- By Hugh Tomlinson
Indian and US warships have held joint naval exercises in the Indian Ocean in a show of unity prompted by mounting Chinese aggression throughout the region.
A carrier group led by the USS Nimitz, the largest vessel in the US navy, passed through the Malacca Strait into the Indian Ocean on Saturday. There they linked up with Indian destroyers and submarines off the coast of the Andaman and Nicobar islands for a series of war games on Monday.
The two countries have held regular joint naval exercises for more than a decade but the latest round has assumed greater significance amid growing concerns over China’s political and military ambitions in the South China Sea and the greater Indo Pacific region.
- Hannah Moore
Chinese troops are still encamped on Indian soil in Ladakh, high in the Himalayas, after clashes along the border last month that left 20 Indian soldiers dead, the most serious such incident between the rival nuclear powers for 45 years. China got the better of India in a brief, month-long war fought from October 20 to November 21, 1962 over the disputed Himalayan border.

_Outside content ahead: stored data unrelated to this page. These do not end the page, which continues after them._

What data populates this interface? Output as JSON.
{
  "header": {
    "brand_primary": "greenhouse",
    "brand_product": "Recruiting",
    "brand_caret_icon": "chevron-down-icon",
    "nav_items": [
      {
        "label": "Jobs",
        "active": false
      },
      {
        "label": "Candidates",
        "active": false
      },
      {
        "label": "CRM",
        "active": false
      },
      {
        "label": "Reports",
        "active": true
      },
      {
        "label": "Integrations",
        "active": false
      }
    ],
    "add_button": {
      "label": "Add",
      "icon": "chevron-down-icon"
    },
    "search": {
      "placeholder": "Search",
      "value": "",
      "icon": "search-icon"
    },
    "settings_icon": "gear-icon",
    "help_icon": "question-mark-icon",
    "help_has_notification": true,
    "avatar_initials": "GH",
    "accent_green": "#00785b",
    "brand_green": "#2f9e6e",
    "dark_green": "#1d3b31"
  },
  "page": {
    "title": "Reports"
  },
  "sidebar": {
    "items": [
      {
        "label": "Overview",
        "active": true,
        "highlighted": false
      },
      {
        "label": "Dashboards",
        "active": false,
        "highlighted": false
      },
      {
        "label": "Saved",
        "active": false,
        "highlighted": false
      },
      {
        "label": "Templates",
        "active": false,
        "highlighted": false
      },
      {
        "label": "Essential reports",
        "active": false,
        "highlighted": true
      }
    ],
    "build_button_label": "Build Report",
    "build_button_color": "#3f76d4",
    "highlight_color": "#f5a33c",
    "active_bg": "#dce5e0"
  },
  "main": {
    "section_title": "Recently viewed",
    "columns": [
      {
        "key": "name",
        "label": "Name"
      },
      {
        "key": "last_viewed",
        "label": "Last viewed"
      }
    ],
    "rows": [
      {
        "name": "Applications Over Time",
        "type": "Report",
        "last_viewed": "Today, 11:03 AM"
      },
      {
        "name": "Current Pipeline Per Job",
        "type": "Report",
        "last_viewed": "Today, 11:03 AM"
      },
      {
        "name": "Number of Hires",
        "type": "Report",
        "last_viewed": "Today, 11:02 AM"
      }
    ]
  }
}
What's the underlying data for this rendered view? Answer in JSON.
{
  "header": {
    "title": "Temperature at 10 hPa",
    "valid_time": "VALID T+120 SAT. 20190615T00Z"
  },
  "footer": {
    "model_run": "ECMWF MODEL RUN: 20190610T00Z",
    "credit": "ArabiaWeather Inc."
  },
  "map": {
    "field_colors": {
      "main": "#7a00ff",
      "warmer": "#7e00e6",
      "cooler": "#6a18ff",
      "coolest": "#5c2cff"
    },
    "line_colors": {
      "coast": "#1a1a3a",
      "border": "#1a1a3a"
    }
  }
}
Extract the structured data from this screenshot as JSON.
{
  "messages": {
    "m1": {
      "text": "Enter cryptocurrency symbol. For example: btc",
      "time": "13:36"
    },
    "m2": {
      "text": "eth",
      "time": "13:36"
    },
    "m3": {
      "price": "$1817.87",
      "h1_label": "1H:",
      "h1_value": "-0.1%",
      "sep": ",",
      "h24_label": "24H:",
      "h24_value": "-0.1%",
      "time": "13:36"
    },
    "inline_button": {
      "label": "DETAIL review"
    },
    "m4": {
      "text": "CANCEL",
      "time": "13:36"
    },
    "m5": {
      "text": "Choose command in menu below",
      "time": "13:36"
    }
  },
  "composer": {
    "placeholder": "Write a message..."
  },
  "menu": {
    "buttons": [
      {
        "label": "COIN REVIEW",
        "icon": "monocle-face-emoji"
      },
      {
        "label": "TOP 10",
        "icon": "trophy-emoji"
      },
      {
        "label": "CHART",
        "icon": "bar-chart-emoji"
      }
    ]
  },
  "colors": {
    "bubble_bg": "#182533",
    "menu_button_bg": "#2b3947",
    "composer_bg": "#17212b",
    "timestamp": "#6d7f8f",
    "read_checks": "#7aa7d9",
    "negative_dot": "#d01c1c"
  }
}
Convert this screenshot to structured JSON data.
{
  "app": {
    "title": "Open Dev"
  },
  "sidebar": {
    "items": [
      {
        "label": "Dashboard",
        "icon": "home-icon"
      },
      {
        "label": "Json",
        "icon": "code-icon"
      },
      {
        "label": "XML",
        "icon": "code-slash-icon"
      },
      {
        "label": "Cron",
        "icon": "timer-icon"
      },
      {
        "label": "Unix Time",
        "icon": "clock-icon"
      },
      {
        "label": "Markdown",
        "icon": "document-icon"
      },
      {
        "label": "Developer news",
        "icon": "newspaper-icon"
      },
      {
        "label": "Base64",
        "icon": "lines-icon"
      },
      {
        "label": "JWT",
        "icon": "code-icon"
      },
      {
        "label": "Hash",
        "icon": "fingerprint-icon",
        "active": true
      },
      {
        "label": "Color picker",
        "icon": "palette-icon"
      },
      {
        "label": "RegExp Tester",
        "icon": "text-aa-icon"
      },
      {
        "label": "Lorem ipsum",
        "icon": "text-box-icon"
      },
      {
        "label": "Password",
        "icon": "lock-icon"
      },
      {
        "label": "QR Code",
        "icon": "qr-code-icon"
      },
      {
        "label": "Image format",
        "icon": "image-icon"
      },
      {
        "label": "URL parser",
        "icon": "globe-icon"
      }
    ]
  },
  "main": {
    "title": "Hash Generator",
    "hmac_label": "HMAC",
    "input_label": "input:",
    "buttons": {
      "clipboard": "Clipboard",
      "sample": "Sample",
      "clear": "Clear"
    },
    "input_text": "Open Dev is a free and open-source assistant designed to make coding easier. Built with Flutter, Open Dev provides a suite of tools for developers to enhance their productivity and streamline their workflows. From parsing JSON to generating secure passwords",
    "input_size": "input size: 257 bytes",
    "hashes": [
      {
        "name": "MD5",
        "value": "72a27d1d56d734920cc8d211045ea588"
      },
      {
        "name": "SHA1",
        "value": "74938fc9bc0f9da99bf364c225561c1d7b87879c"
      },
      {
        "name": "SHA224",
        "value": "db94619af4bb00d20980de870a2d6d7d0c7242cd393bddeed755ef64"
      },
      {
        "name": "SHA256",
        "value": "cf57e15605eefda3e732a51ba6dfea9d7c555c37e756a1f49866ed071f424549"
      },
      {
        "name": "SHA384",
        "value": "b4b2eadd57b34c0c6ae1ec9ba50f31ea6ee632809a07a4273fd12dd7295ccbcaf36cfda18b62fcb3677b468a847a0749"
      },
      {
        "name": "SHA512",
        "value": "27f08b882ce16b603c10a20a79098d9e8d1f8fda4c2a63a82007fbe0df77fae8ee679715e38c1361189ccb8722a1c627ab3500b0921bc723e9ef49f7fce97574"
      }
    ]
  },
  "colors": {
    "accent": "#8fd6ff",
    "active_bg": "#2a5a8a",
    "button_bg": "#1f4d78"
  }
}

Indian and Chinese military officers are in talks to defuse the crisis but it has prompted a trade boycott of Chinese technology and goods by India, and allowed Washington to step up its efforts to draw New Delhi closer into an alliance against Beijing. The US has urged India for years to become a closer military partner and a bulwark against Chinese expansion.
Despite forging closer military ties with the US, Delhi has maintained a strategic neutrality between the two sides until now. The pressure has increased under the Trump administration, however, and the recent violence, prompting a surge of anti-China sentiment throughout India, has raised US hopes that Delhi is now leaning towards a closer alliance with the West.
Michael Kugelman, at the Wilson Centre in Washington, said: “There’s certainly a realisation that the Ladakh crisis gives India a powerful incentive to shed its inhibitions about antagonising China and to move closer to the US. But there’s also a realisation that Delhi won’t easily jettison a strategic autonomy policy that has come to replace non-alignment.
“The realistic expectation should be that India will move closer to the US, and it will pursue even deeper security co-operation, but it won’t be willing just yet to become a full-fledged ally.”
In a further sign that hostilities with China have prompted a strategic rethink in Delhi, India is expected to invite Australia to join its annual naval exercises with the US and Japan. The move will strengthen the Quad, an alliance of Indo-Pacific powers that has formed to counter China’s rising sea power. India had blocked Australia’s participation in the exercises for years, viewing it as too provocative towards Beijing, but Prime Minister Narendra Modi appears to have had a change of heart. Mr Modi signed a significant defence agreement with Scott Morrison last month, allowing troops from the two countries to use each other’s military bases.
India has responded to the fighting in Ladakh by banning scores of Chinese mobile phone apps, including TikTok. The violence has provoked a nationalist frenzy across the country, with Bollywood stars and business figures joining calls for a boycott of Chinese goods. Like Britain, Delhi is also expected to bow to US pressure and bar the Chinese tech giant Huawei from building its 5G wireless network. Washington accuses Huawei of assisting in cyberespionage for the Chinese state, a charge the company denies.
The Nimitz, alongside the USS Ronald Reagan, was part of a large US naval deployment that recently concluded a mission in the South China Sea. The freedom of navigation exercise was billed as a show of strength and support for America’s allies in a region where China has been aggressively asserting its territorial claims.
In recent weeks Chinese ships have sunk a Vietnamese fishing boat and harassed Malaysian oil exploration vessels in the South China Sea.
With the controversial new security law stripping Hong Kong of its remaining autonomy, China has again laid claim to Taiwan.
India, like the US, has become increasingly alarmed at China’s military expansion throughout the Indian Ocean. Beijing has established its first overseas military base in Djibouti, on the Horn of Africa, with a second expected to follow at the Pakistani port of Gwadar, close to the Strait of Hormuz, the strategic waterway at the mouth of the Gulf. In 2018 China acquired a port in Sri Lanka, off India’s southern coast, and has courted India’s neighbours throughout the region, leaving Delhi’s influence in its own backyard looking increasingly fragile.